Totten had a 31-57 record in his eight years leading MVSU and never thought he would return to coaching after stepping down from his post in 2009.
“When I first stepped down from coaching, I was done with coaching,” he said. “I had been doing it for over 20 years, and I had been at Valley for over 20 years. When you are in one place for so long, you kind of get burned out.
“A year went by and it was fine. Two years went by and it was fine. Then that third year came around, and I went out there and saw those guys running off the field. A lot of the players would come up to me and say, ‘Hey coach how are you doing? When are you going to start coaching again?’ Then I started thinking that I still had some coaching in me.”
And ASU just so happened to have an opening at quarterbacks coach.
“So far it has been going well,” Totten said. “I like the enthusiasm here. I like the tempo. I like the coaching staff. They really get after it, and that’s what you need. I think this is a good situation for me.”
How long he will stay at ASU, however, was a question he couldn’t answer on Monday.
“Right now I want to get back into the flow of the game,” he said. “I kind of lost the love for the game for a minute, but now I have regained the love. We will see where it goes after this, but right now I am enjoying myself here.”
Rams open practice
Conditioning was the theme Monday for the Albany State football team, which ran its first practice of the season in the late morning.
The Rams started the day with a 6 a.m. workout at the sand dunes near campus then moved to the football field, where they practiced from 9-11 a.m. and then concluded Day 1 with about 20 minutes of extra conditioning.
“By far, Day 1 is the hardest practice of the year,” senior safety and preseason All-Conference selection Dexter Moody admitted.
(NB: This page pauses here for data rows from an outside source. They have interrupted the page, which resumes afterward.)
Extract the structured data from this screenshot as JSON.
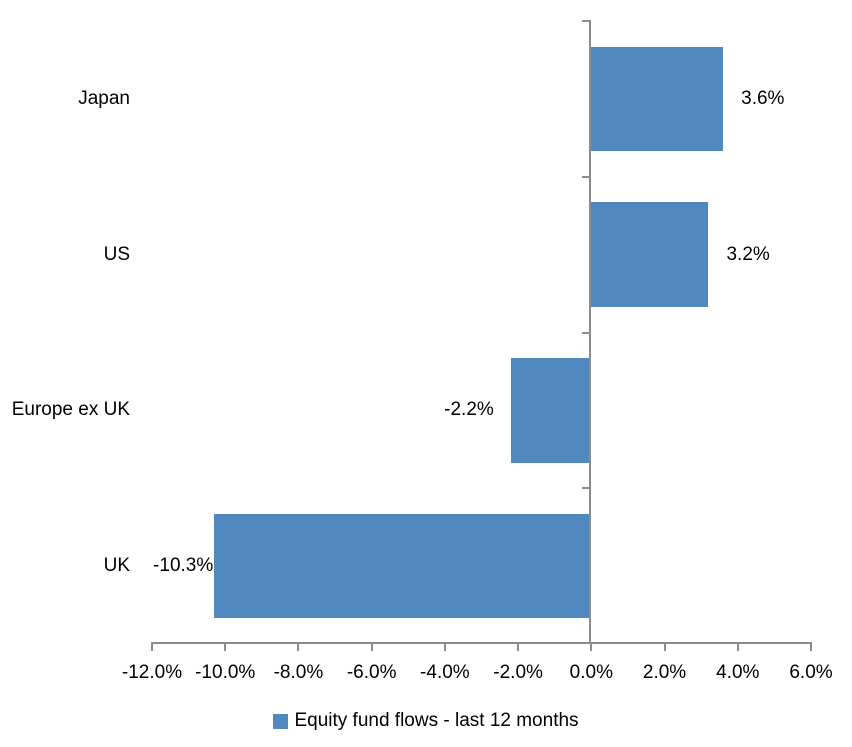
{
  "chart_data": {
    "type": "bar",
    "orientation": "horizontal",
    "categories": [
      "Japan",
      "US",
      "Europe ex UK",
      "UK"
    ],
    "series": [
      {
        "name": "Equity fund flows - last 12 months",
        "values": [
          3.6,
          3.2,
          -2.2,
          -10.3
        ],
        "value_labels": [
          "3.6%",
          "3.2%",
          "-2.2%",
          "-10.3%"
        ],
        "color": "#5189BE"
      }
    ],
    "xlim": [
      -12,
      6
    ],
    "x_ticks": [
      -12,
      -10,
      -8,
      -6,
      -4,
      -2,
      0,
      2,
      4,
      6
    ],
    "x_tick_labels": [
      "-12.0%",
      "-10.0%",
      "-8.0%",
      "-6.0%",
      "-4.0%",
      "-2.0%",
      "0.0%",
      "2.0%",
      "4.0%",
      "6.0%"
    ],
    "grid": "off",
    "legend_position": "bottom",
    "axis_color": "#8C8C8C",
    "text_color": "#000000",
    "background": "#FFFFFF"
  },
  "legend": {
    "label": "Equity fund flows - last 12 months",
    "swatch_color": "#5189BE"
  }
}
The team practiced without shoulder pads and ran through a typical practice routine without contact in temperatures that reached the upper 90s.
“It’s very tough,” White said about Monday’s practice. “It’s a time for us to push them as much as we can right now and give them their legs back a little later. Right now it’s time to work.”
Camilla native and returning starting receiver Jessie Atkins said Monday’s practice took mental toughness to battle through.
“If you can put it in your mind that you can do it, you will do it,” Atkins said. “If you have a strong mind, everything else comes with that. If you doubt yourself, you can’t do it. If you have a positive attitude, you will accomplish everything you need to accomplish.”